Le style de Conrad, ténébreux et lumineux en même temps, est tout en élégance et en raffinement. Voyez la façon dont il ancre son décor : "L'estuaire de la Tamise s'étendait devant nous comme le début d'un cours d'eau sans fin. Au large, la mer et le ciel se confondaient absolument et, dans cet espace lumineux, les voiles brunies des barges poussées vers l'amont par la marée semblaient suspendues, rouges bouquets de toile aux pointes aiguës ou luisaient les livardes vernies." La première personne du singulier sert de narration et laissera la place à un deuxième narrateur. Et malgré la relative brièveté du bouquin (un peu plus de 150 pages), les descriptions abondent, foisonnent et enrichissent une histoire qui n'est aucunement simpliste. Les personnages secondaires du début s'effaceront complètement par la suite, à part l'un d'eux, qui lui, deviendra le personnage principal. Il y a le Juriste qui est le plus vieux, le Comptable, l'Administrateur, le narrateur, et Marlow qui est celui qui prendra la parole et deviendra d'un coup le personnage central du roman. Plus tard, le quête de Marlow l'amènera à nous parler du mystérieux M. Kurtz qui agira comme symbole et ainsi, sera l'objet de la quête ultime de Marlow. Lorsque Marlow commencera à raconter son histoire, ce sont les ténèbres qui laisseront leur place à d'autres cieux encore plus ténébreux. Pour la deuxième moitié du roman, Marlow rencontrera finalement M. Kurtz : "Il s'écoula exactement deux mois entre le jour où nous quittâmes la crique et celui où nous abordâmes au comptoir de Kurtz." Et cette rencontre bouleversera Marlow comme tous ceux qui rencontrent Kurtz. Conrad n'hésite pas à incorporer au récit des connaissances historiques, de la connaissance scientifique mais dans une moindre mesure que Melville dans son "Moby Dick". Aussi, Joseph Conrad décrit souvent le même décor mais en évitant toutes répétitions. Il n'est peut-être pas aussi allergique que Flaubert aux répétitions, mais il parvient à trouver le mot juste et rendre ses descriptions mystérieuses et intéressantes alors qu'un autre écrivain nous aurait ennuyés avec la même scène.
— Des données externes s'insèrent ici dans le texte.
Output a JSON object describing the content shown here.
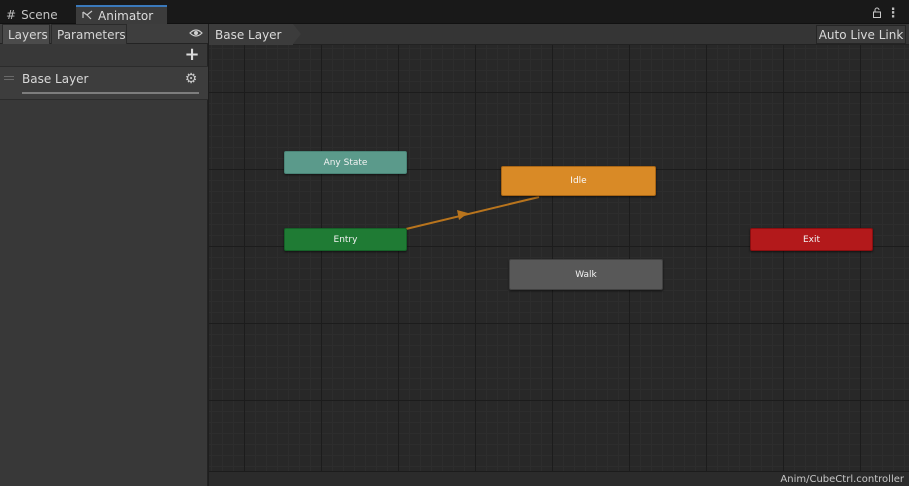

Comme je le disais plus haut, la lumière ne cesse de côtoyer les ténèbres et cela pourrait constituer les fondements de ce roman : "La lumière est sortie de ce fleuve depuis...les chevaliers, dites-vous ? Oui, mais c'est comme un incendie qui embrase la plaine, comme un éclair dans les nuages. Notre vie, c'est le tremblotement de lumière. Puisse-t-il durer aussi longtemps que continue à tourner cette vieille terre ! Mais les ténèbres étaient là hier." L'auteur ne cesse d'illustrer les ténèbres et la lumière de toutes sortes de manières. Pour les ténèbres, il emploie le procédé à toutes les sauces : "C'étaient des hommes capables d'affronter les ténèbres" (p.28) "[...] comme il convient d'ailleurs quand on s'empoigne avec les ténèbres." (p.29) "C'était devenu un lieu de ténèbres." (p.32) "[...] Les gardiennes de la porte des Ténèbres [...]" (p.38) "[...] où semblaient s'agiter faiblement des choses ténébreuses." (p.49) et ainsi de suite...et pour la lumière nous avons : "Un peu comme un émissaire de lumière" (p.42) et "[...] je sus que sous le soleil aveuglant de cette terre [...]" (p.51). Donc, la fréquence est moindre pour les descriptions "lumineuses", et cela nous conduit à penser, comme le titre de l'ouvrage en fait foi, et d'un point de vue allégorique, que les ténèbres l'emporteront toujours sur le lumineux.
Alors, pour terminer, il faut savoir que l'écriture coule (les conjonctions de subordination sont rares (les "que")), le vocabulaire est aussi vaste que la mer qu'il décrit à merveille. C'est un excellent roman. Toutefois, quand je lis ces grands auteurs pour la première fois, j'ai le réflexe de me procurer l'œuvre complète, mais ici, avec Joseph Conrad, je ne crois pas que je le ferai, pour une raison qui m'échappe...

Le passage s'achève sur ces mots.